On the other hand, he has also flirted with the idea of a gold standard – which would be a very bad idea, to put it mildly. His immigration policies, which include a 180-day freeze on skilled H1-B visa issuance and the abolition of the Diversity Immigrant Visa programme, would hurt Americans and would-be migrants alike. He says he supports free trade, but has advocated for protectionist tariffs on imports. All these things are bad policies, though perhaps necessary to defeat Donald Trump
The best reading of Cruz is probably not as a Reaganesque ideologue but as a political opportunist in the Nixon mold, who has used the Tea Party as a vehicle for his own ambition. And a tack to the centre seems likely should Cruz win the nomination. He has talked of a pragmatic ‘opportunity conservatism’, even arguing that conservatives should embrace the political philosopher John Rawls, whose argument that society should be designed so that the interests of the worst-off are prioritized have heretofore been the preserve of the left: “The reason I’m a conservative is very simple … Conservative policies work.”
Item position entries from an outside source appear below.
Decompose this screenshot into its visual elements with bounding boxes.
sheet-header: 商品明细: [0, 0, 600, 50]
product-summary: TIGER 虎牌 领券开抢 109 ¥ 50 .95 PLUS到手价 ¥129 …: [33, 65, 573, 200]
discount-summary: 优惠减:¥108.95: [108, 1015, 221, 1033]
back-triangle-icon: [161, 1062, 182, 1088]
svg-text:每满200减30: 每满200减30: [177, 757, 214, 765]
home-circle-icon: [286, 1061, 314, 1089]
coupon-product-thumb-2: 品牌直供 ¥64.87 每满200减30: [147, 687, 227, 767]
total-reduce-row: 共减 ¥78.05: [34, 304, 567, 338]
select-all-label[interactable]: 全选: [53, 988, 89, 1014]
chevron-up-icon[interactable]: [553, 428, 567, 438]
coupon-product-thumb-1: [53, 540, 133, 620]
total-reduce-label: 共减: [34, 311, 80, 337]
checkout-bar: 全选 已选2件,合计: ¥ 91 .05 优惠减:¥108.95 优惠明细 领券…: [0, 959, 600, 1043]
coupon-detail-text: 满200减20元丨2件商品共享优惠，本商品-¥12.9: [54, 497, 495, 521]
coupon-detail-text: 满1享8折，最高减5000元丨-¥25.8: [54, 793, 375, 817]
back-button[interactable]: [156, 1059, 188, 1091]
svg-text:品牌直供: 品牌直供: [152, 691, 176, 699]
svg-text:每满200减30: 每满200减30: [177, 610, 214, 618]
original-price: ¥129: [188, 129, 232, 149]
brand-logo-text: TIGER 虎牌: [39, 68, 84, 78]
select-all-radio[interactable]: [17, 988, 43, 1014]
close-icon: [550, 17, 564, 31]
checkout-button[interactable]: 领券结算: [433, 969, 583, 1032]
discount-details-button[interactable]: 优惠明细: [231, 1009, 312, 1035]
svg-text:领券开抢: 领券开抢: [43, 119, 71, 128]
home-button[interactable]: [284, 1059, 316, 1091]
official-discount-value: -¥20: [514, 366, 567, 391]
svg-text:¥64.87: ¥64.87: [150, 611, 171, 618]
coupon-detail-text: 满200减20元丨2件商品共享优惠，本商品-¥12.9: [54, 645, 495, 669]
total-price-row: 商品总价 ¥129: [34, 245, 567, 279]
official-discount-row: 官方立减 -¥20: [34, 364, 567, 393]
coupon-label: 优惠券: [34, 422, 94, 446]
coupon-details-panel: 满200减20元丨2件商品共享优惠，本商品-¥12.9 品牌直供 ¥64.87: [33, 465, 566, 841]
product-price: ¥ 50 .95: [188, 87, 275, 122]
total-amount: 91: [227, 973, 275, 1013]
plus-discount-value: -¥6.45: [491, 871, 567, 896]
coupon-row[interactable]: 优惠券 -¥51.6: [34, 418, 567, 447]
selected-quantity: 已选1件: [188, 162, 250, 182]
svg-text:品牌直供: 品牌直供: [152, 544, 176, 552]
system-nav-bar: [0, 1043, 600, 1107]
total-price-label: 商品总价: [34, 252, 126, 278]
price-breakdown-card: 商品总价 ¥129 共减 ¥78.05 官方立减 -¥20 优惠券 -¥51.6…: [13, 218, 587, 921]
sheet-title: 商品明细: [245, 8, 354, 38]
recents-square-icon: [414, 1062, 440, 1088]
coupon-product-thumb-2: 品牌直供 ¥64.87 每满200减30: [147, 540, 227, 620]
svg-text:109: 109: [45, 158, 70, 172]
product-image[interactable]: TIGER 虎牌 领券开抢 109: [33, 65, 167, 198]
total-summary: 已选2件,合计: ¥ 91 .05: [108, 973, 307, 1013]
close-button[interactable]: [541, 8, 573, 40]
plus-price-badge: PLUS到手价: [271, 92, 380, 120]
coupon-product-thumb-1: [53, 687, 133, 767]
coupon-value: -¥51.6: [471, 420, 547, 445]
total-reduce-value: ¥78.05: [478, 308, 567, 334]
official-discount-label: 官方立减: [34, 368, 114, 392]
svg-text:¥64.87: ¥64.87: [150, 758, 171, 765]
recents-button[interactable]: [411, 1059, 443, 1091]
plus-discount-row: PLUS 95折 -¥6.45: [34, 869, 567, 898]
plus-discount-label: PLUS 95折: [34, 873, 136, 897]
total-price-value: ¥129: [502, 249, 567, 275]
This is exactly right line for free marketeers. Free markets are not good because of some rigid moral principle. They are good because they work, especially for the poorest people. In Ted Cruz, so-called bleeding heart libertarians who believe this may have a surprising ally.
It may be slightly optimistic to hope that this means that, in office, he drops the bad ideas and keeps the good ideas. But Cruz’s policy wonkery is rare among top-tier presidential candidates. In a normal year, there may be better alternatives. This year, for all his faults, Ted Cruz may be the best shot the US has.